Segurança em duas rodas

Segurança em duas rodas

Florianópolis, 25.7.13 – No Brasil, cerca de 1,5 milhão de pessoas utilizam a moto para ganhar a vida e prestar serviços à população. Em cima de duas rodas, os motoboys levam de tudo: peças, documentos, alimentos, papelada de escritório, presentes, objetos em geral. Além disso, suportam chuva, frio, calor, poluição, ordens abusivas dos patrões, clientes apressados e quase nenhum tipo de segurança no trânsito. Sem dúvida, a profissão é de muitas incertezas, mas o fato é que esses profissionais transformaram-se em um grupo importante para a sociedade moderna.
Para homenageá-los, comemora-se neste sábado o Dia Nacional do Motociclista.
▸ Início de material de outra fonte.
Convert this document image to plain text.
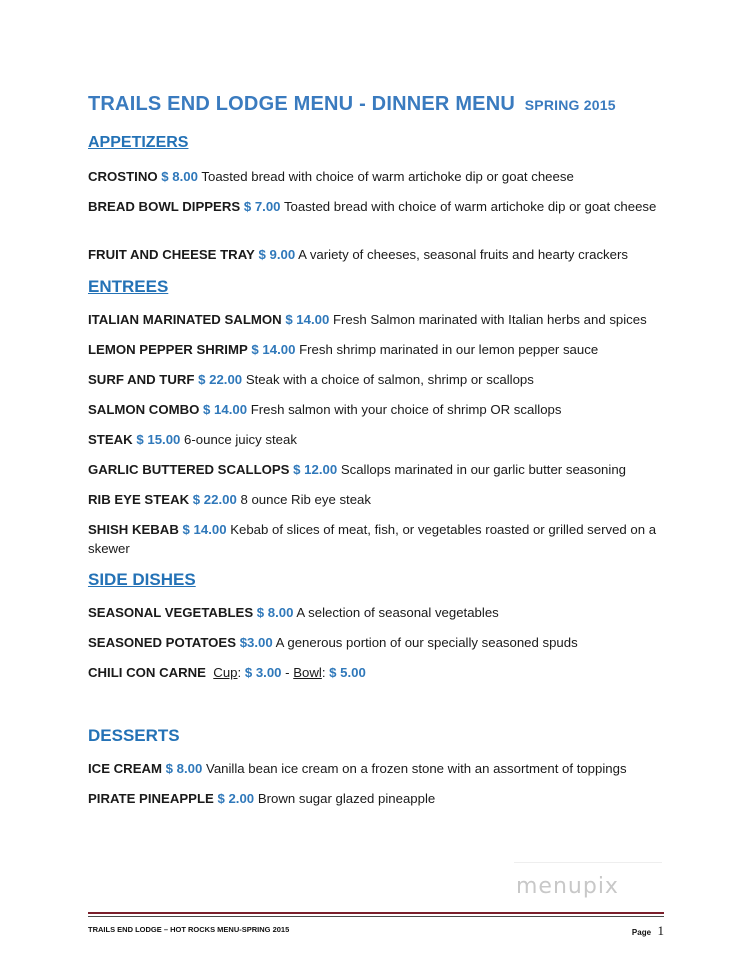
TRAILS END LODGE MENU - DINNER MENU SPRING 2015
APPETIZERS

CROSTINO $ 8.00 Toasted bread with choice of warm artichoke dip or goat cheese

BREAD BOWL DIPPERS $ 7.00 Toasted bread with choice of warm artichoke dip or goat cheese

FRUIT AND CHEESE TRAY $ 9.00 A variety of cheeses, seasonal fruits and hearty crackers

ENTREES

ITALIAN MARINATED SALMON $ 14.00 Fresh Salmon marinated with Italian herbs and spices

LEMON PEPPER SHRIMP $ 14.00 Fresh shrimp marinated in our lemon pepper sauce

SURF AND TURF $ 22.00 Steak with a choice of salmon, shrimp or scallops

SALMON COMBO $ 14.00 Fresh salmon with your choice of shrimp OR scallops

STEAK $ 15.00 6-ounce juicy steak

GARLIC BUTTERED SCALLOPS $ 12.00 Scallops marinated in our garlic butter seasoning

RIB EYE STEAK $ 22.00 8 ounce Rib eye steak

SHISH KEBAB $ 14.00 Kebab of slices of meat, fish, or vegetables roasted or grilled served on a skewer

SIDE DISHES

SEASONAL VEGETABLES $ 8.00 A selection of seasonal vegetables

SEASONED POTATOES $3.00 A generous portion of our specially seasoned spuds

CHILI CON CARNE Cup: $ 3.00 - Bowl: $ 5.00

DESSERTS

ICE CREAM $ 8.00 Vanilla bean ice cream on a frozen stone with an assortment of toppings

PIRATE PINEAPPLE $ 2.00 Brown sugar glazed pineapple

menupix
TRAILS END LODGE – HOT ROCKS MENU-SPRING 2015	Page 1
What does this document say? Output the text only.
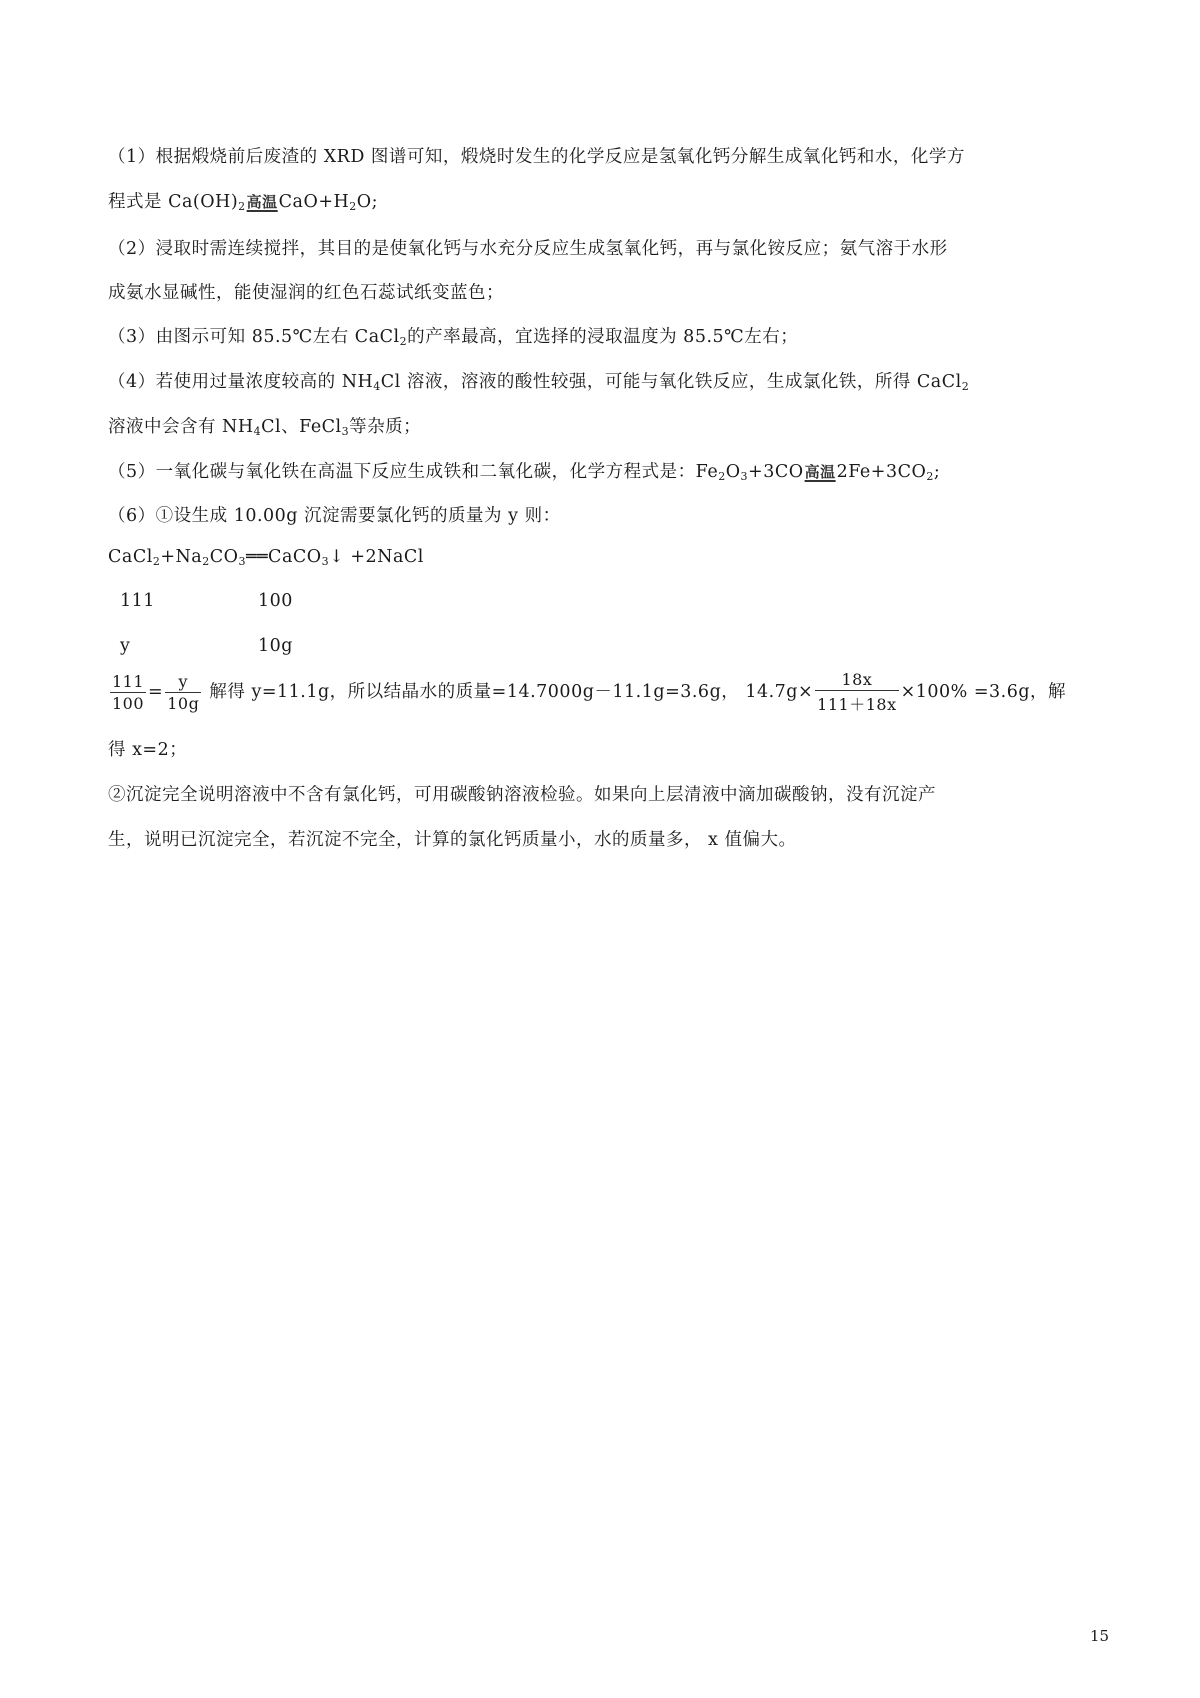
（1）根据煅烧前后废渣的 XRD 图谱可知，煅烧时发生的化学反应是氢氧化钙分解生成氧化钙和水，化学方
程式是 $Ca(OH)_2$高温$CaO+H_2O$;
（2）浸取时需连续搅拌，其目的是使氧化钙与水充分反应生成氢氧化钙，再与氯化铵反应；氨气溶于水形
成氨水显碱性，能使湿润的红色石蕊试纸变蓝色；
（3）由图示可知 85.5℃左右 CaCl$_2$的产率最高，宜选择的浸取温度为 85.5℃左右；
（4）若使用过量浓度较高的 $NH_4Cl$ 溶液，溶液的酸性较强，可能与氧化铁反应，生成氯化铁，所得 CaCl$_2$
溶液中会含有 $NH_4Cl$、FeCl$_3$等杂质；
（5）一氧化碳与氧化铁在高温下反应生成铁和二氧化碳，化学方程式是：$Fe_2O_3+3CO$高温$2Fe+3CO_2$;
（6）①设生成 10.00g 沉淀需要氯化钙的质量为 y 则：
$CaCl_2+Na_2CO_3══CaCO_3↓$ +2NaCl
111	100
y	10g
$\frac{111}{100} = \frac{y}{10g}$ 解得 y=11.1g，所以结晶水的质量=14.7000g－11.1g=3.6g， $14.7g\times \frac{18x}{111+18x} \times 100\% =3.6g$，解
得 x=2；
②沉淀完全说明溶液中不含有氯化钙，可用碳酸钠溶液检验。如果向上层清液中滴加碳酸钠，没有沉淀产
生，说明已沉淀完全，若沉淀不完全，计算的氯化钙质量小，水的质量多， x 值偏大。
15
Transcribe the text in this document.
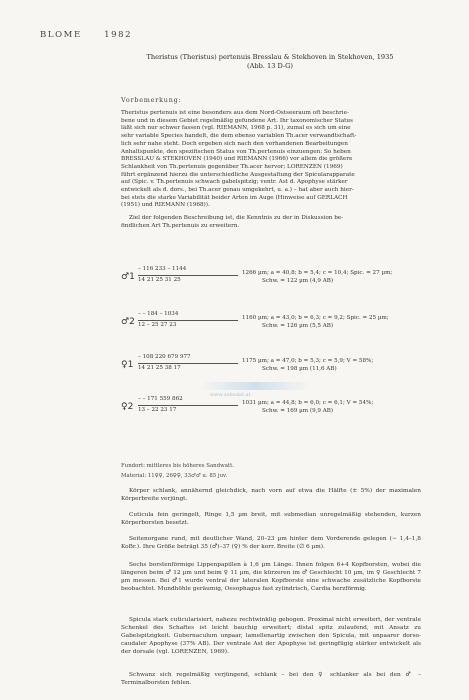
BLOME	1982
Theristus (Theristus) pertenuis Bresslau & Stekhoven in Stekhoven, 1935
(Abb. 13 D-G)
Vorbemerkung:
Theristus pertenuis ist eine besonders aus dem Nord-Ostseeraum oft beschrie-
bene und in diesem Gebiet regelmäßig gefundene Art. Ihr taxonomischer Status
läßt sich nur schwer fassen (vgl. RIEMANN, 1968 p. 31), zumal es sich um eine
sehr variable Species handelt, die dem ebenso variablen Th.acer verwandtschaft-
lich sehr nahe steht. Doch ergeben sich nach den vorhandenen Bearbeitungen
Anhaltspunkte, den spezifischen Status von Th.pertenuis einzuengen: So heben
BRESSLAU & STEKHOVEN (1940) und RIEMANN (1966) vor allem die größere
Schlankheit von Th.pertenuis gegenüber Th.acer hervor; LORENZEN (1969)
führt ergänzend hierzu die unterschiedliche Ausgestaltung der Spicularapparate
auf (Spic. v. Th.pertenuis schwach gabelspitzig; ventr. Ast d. Apophyse stärker
entwickelt als d. dors., bei Th.acer genau umgekehrt, u. a.) – hat aber auch hier-
bei stets die starke Variabilität beider Arten im Auge (Hinweise auf GERLACH
(1951) und RIEMANN (1968)).
Ziel der folgenden Beschreibung ist, die Kenntnis zu der in Diskussion be-
findlichen Art Th.pertenuis zu erweitern.
♂1
– 116 233 – 1144
14 21 25 31 25
1266 µm; a = 40,8; b = 5,4; c = 10,4; Spic. = 27 µm;
Schw. = 122 µm (4,9 AB)
♂2
– – 184 – 1034
12 – 25 27 23
1160 µm; a = 43,0; b = 6,3; c = 9,2; Spic. = 25 µm;
Schw. = 126 µm (5,5 AB)
♀1
– 108 220 679 977
14 21 25 38 17
1175 µm; a = 47,0; b = 5,3; c = 5,9; V = 58%;
Schw. = 198 µm (11,6 AB)
♀2
– – 171 559 862
13 – 22 23 17
1031 µm; a = 44,8; b = 6,0; c = 6,1; V = 54%;
Schw. = 169 µm (9,9 AB)
www.zobodat.at
Fundort: mittleres bis höheres Sandwatt.
Material: 11♀♀, 26♀♀, 33♂♂ u. 85 juv.
Körper schlank, annähernd gleichdick, nach vorn auf etwa die Hälfte (± 5%) der maximalen Körperbreite verjüngt.
Cuticula fein geringelt, Ringe 1,5 µm breit, mit submedian unregelmäßig stehenden, kurzen Körperborsten besetzt.
Seitenorgane rund, mit deutlicher Wand, 20–23 µm hinter dem Vorderende gelegen (∼ 1,4–1,8 KoBr.). Ihre Größe beträgt 35 (♂)–37 (♀) % der korr. Breite (∅ 6 µm).
Sechs borstenförmige Lippenpapillen à 1,6 µm Länge. Ihnen folgen 6+4 Kopfborsten, wobei die längeren beim ♂ 12 µm und beim ♀ 11 µm, die kürzeren im ♂ Geschlecht 10 µm, im ♀ Geschlecht 7 µm messen. Bei ♂1 wurde ventral der lateralen Kopfborste eine schwache zusätzliche Kopfborste beobachtet. Mundhöhle geräumig, Oesophagus fast zylindrisch, Cardia herzförmig.
Spicula stark cuticularisiert, nahezu rechtwinklig gebogen. Proximal nicht erweitert, der ventrale Schenkel des Schaftes ist leicht bauchig erweitert; distal spitz zulaufend, mit Ansatz zu Gabelspitzigkeit. Gubernaculum unpaar, lamellenartig zwischen den Spicula, mit unpaarer dorso-caudaler Apophyse (37% AB). Der ventrale Ast der Apophyse ist geringfügig stärker entwickelt als der dorsale (vgl. LORENZEN, 1969).
Schwanz sich regelmäßig verjüngend, schlank – bei den ♀ schlanker als bei den ♂ – Terminalborsten fehlen.
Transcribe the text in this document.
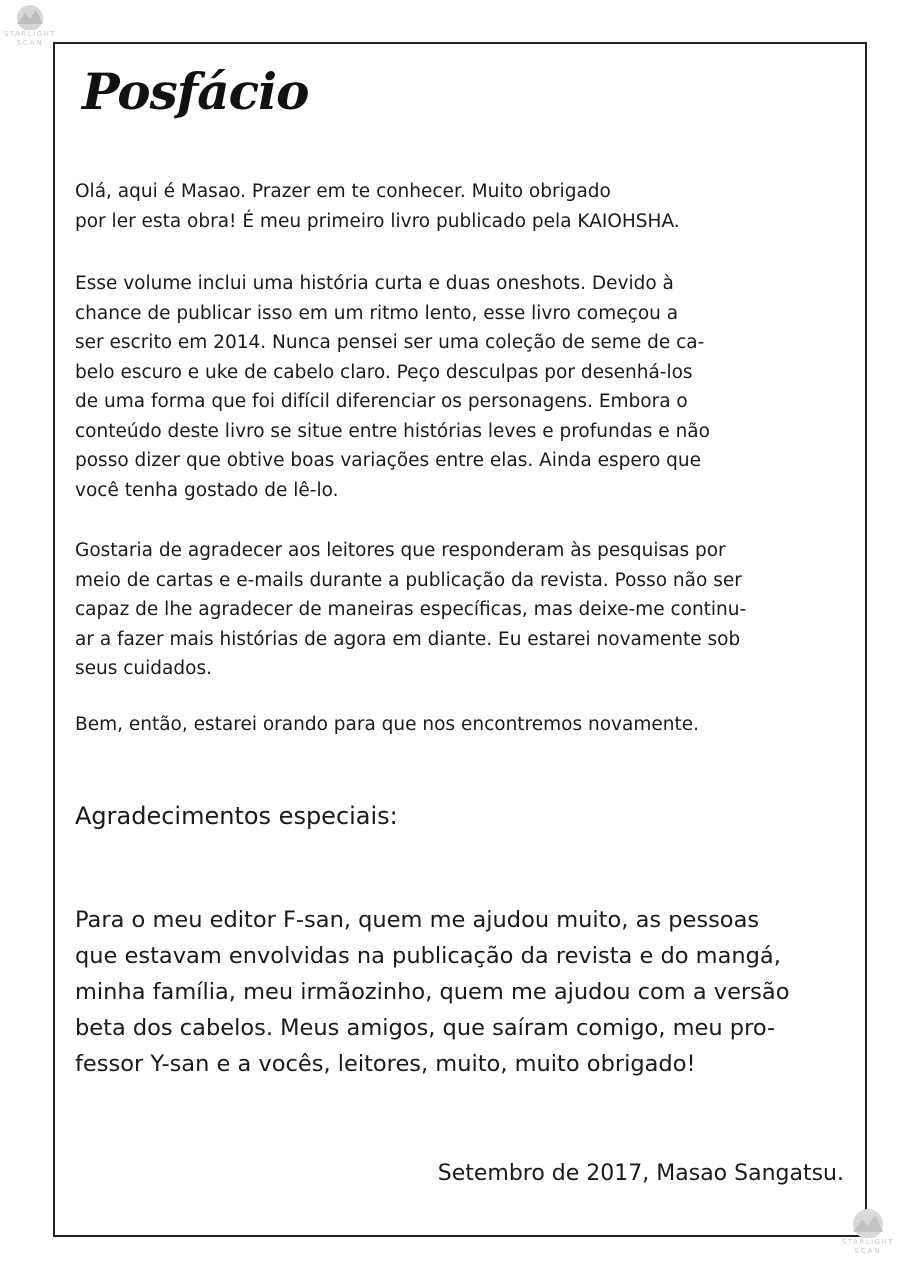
STARLIGHT
SCAN
Posfácio

Olá, aqui é Masao. Prazer em te conhecer. Muito obrigado
por ler esta obra! É meu primeiro livro publicado pela KAIOHSHA.

Esse volume inclui uma história curta e duas oneshots. Devido à
chance de publicar isso em um ritmo lento, esse livro começou a
ser escrito em 2014. Nunca pensei ser uma coleção de seme de ca-
belo escuro e uke de cabelo claro. Peço desculpas por desenhá-los
de uma forma que foi difícil diferenciar os personagens. Embora o
conteúdo deste livro se situe entre histórias leves e profundas e não
posso dizer que obtive boas variações entre elas. Ainda espero que
você tenha gostado de lê-lo.

Gostaria de agradecer aos leitores que responderam às pesquisas por
meio de cartas e e-mails durante a publicação da revista. Posso não ser
capaz de lhe agradecer de maneiras específicas, mas deixe-me continu-
ar a fazer mais histórias de agora em diante. Eu estarei novamente sob
seus cuidados.

Bem, então, estarei orando para que nos encontremos novamente.

Agradecimentos especiais:

Para o meu editor F-san, quem me ajudou muito, as pessoas
que estavam envolvidas na publicação da revista e do mangá,
minha família, meu irmãozinho, quem me ajudou com a versão
beta dos cabelos. Meus amigos, que saíram comigo, meu pro-
fessor Y-san e a vocês, leitores, muito, muito obrigado!

Setembro de 2017, Masao Sangatsu.
STARLIGHT
SCAN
O baixo custo para a aquisição de motos, a facilidade em conseguir trabalho (formal ou informal), a agilidade e a rapidez na execução dos serviços de delivery – entrega em domicílio –, contribuiu para que o número de motoboys aumentasse a cada dia. Mas para continuar atuando, esses profissionais deverão se adaptar às regras da lei nº 12.009, de 2009. Caso contrário, a partir de outubro, serão multados e poderão ter a moto apreendida.
De acordo com a advogada trabalhista Rosângela Oliveira, a principal dificuldade desses profissionais em relação às exigências da legislação é obter o Certificado de Capacitação do Condutor, denominado Condumoto, já que é obrigatório participar de treinamento oferecido pelo Serviço Social do Transporte e Serviço Nacional de Aprendizagem do Transporte (Sest/Senat). O alto preço dos cursos de regulamentação inviabiliza maior adesão da categoria, afinal tanto os motoboys quanto os mototaxistas recebem salários baixos e muitos estão na informalidade. Além disso, vários municípios não têm escolas credenciadas, o que dificulta a regularização do profissional.

Adequação deve ser feita até o mês de outubro

– A legislação vigora desde 2 de fevereiro em caráter de orientação e fiscalização, feitas pela Polícia Militar. A partir de 1o de outubro, as multas serão aplicadas de forma escalonada. Serão fiscalizadas as motos com placas de final 1 e 2 (outubro), seguidas pelas de 3, 4 e 5 (novembro), 6 e 7 (dezembro) e 9 e 0 (janeiro) – diz Rosângela.
Além do curso de pilotagem segura, os profissionais devem ter obrigatoriamente idade mínima de 21 anos e a habilitação por dois anos na categoria. Terão de apresentar ficha de antecedentes criminais, usar colete de segurança e capacete com faixas refletoras. Os profissionais que não estiverem de acordo estarão sujeitos a multas no valor de R$ 191,54, apreensão da moto e suspensão da carteira.

 

ONDE FAZER O CURSO

SEST/SENAT FLORIANÓPOLIS

– Avenida Marinheiro Max Schramm, n° 3.635, Bairro Estreito

– Telefone: (48) 3281-6200

– Valores: R$ 100 para colaboradores de empresas de transporte e R$ 200 para motociclistas em geral

– Duração: 30 horas/aula

– Outras cidades do Estado têm unidades do Sest/Senat. Confira a lista completa e os contatos pelo site www.sestsenat.org.br

FIQUE ATENTO

As motocicletas devem estar equipadas com:

– Protetor de motor “mata-cachorro”

– Aparador de linha antena “corta-pipa”

– Ser original de fábrica

– Ter no máximo oito anos de uso (excluído o ano de fabricação) e motor com no mínimo 120 cilindradas

– Ser licenciadas como veículo de aluguel destinado ao transporte de carga (placa vermelha)

– Estar de acordo com as regras de identificação e conter dispositivo para transporte de carga

OS CONDUTORES

– Para exercer a atividade, os condutores não podem ter mais de 21 pontos somados na CNH e devem fazer vistorias semestrais.